E’ proprio questo il problema: la storia, che non decolla, si divide tra i binari di Leo e di due ex-medici militari invischiata con la malavita, di cui un Paul Rudd dotato di un paio di mitici baffoni è quello stronzo e problematico. O forse no.

Proprio la convergenza delle vicende verso il filo comune dovrebbe essere il viaggio che dà mordente al film, ma la verità è che ci si perde fino a che non capiamo davvero chi è l’antagonista.

L’epilogo sa però emozionare, e francamente non condivido chi ha stroncato anche le prove attoriali: Skarsgard lavora bene considerando l’assenza della voce e Rudd restituisce benissimo un uomo pieno di tensione.
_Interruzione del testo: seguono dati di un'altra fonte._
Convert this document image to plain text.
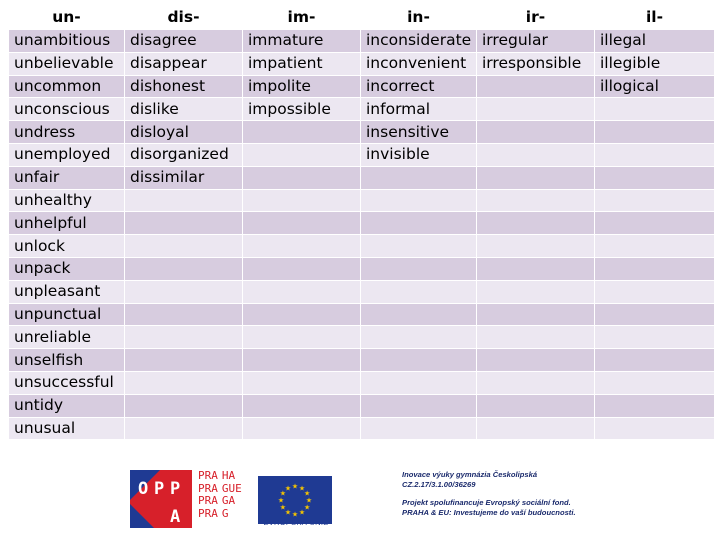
un-	dis-	im-	in-	ir-	il-
unambitious	disagree	immature	inconsiderate	irregular	illegal
unbelievable	disappear	impatient	inconvenient	irresponsible	illegible
uncommon	dishonest	impolite	incorrect		illogical
unconscious	dislike	impossible	informal		
undress	disloyal		insensitive		
unemployed	disorganized		invisible		
unfair	dissimilar				
unhealthy					
unhelpful					
unlock					
unpack					
unpleasant					
unpunctual					
unreliable					
unselfish					
unsuccessful					
untidy					
unusual					
O P P
A
PRA HA
PRA GUE
PRA GA
PRA G
★
★
★
★
★
★
★
★
★ ★ ★
★
EVROPSKÁ UNIE
Inovace výuky gymnázia Českolipská
CZ.2.17/3.1.00/36269
Projekt spolufinancuje Evropský sociální fond.
PRAHA & EU: Investujeme do vaší budoucnosti.
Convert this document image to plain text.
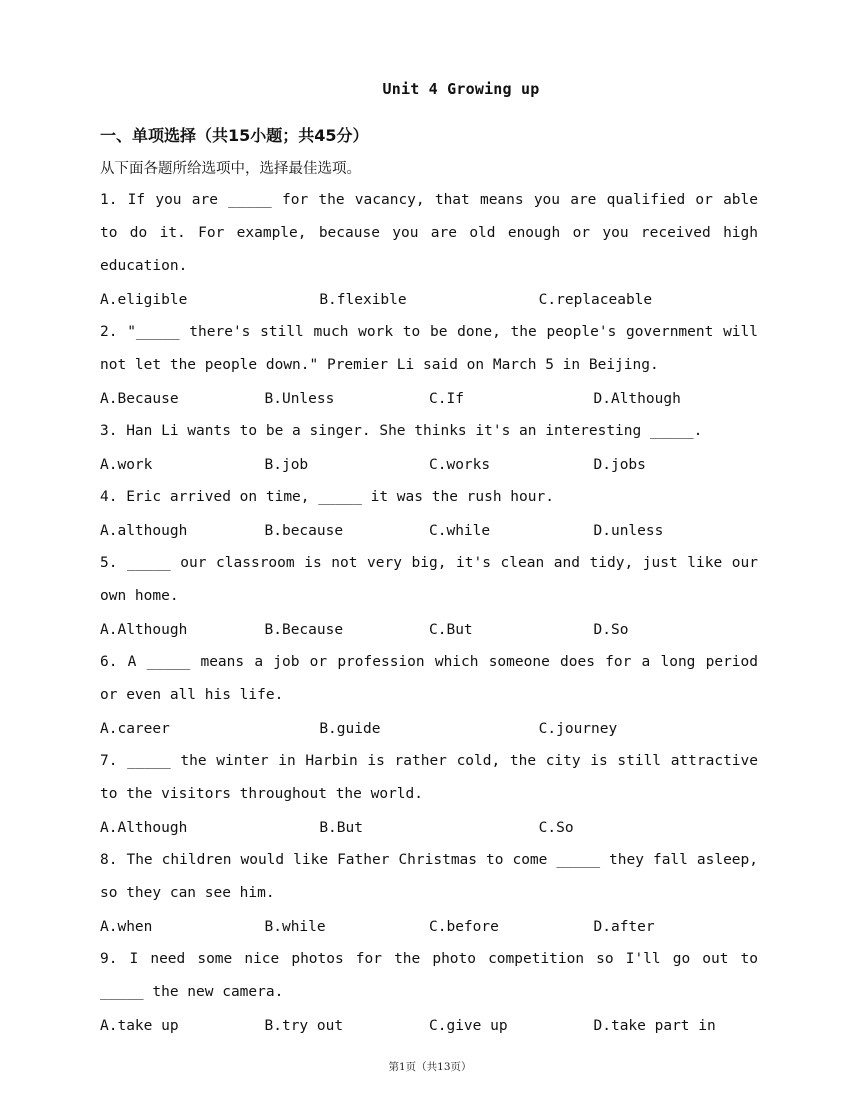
Unit 4 Growing up
一、单项选择（共15小题；共45分）
从下面各题所给选项中，选择最佳选项。

1. If you are _____ for the vacancy, that means you are qualified or able to do it. For example, because you are old enough or you received high education.

A.eligible	B.flexible	C.replaceable

2. "_____ there's still much work to be done, the people's government will not let the people down." Premier Li said on March 5 in Beijing.

A.Because	B.Unless	C.If	D.Although

3. Han Li wants to be a singer. She thinks it's an interesting _____.

A.work	B.job	C.works	D.jobs

4. Eric arrived on time, _____ it was the rush hour.

A.although	B.because	C.while	D.unless

5. _____ our classroom is not very big, it's clean and tidy, just like our own home.

A.Although	B.Because	C.But	D.So

6. A _____ means a job or profession which someone does for a long period or even all his life.

A.career	B.guide	C.journey

7. _____ the winter in Harbin is rather cold, the city is still attractive to the visitors throughout the world.

A.Although	B.But	C.So

8. The children would like Father Christmas to come _____ they fall asleep, so they can see him.

A.when	B.while	C.before	D.after

9. I need some nice photos for the photo competition so I'll go out to _____ the new camera.

A.take up	B.try out	C.give up	D.take part in
第1页（共13页）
Certamente va perdonata qualche ingenuità -una su tutti il fatto che Leo pesti senza grosse difficoltà chiunque si trovi davanti-, ma Mute sul finale rialza la testa e l’amore di Leo, così come quello di Jones per la sua opera, sono palpabili.

E allora vanno forse messi da parte i confronti con le opere prime, i tecnicismi e le dilungaggini, ricordandosi che il cinema non deve sempre eccellere e far riflettere. Se emoziona, è già al di là del puro intrattenimento no?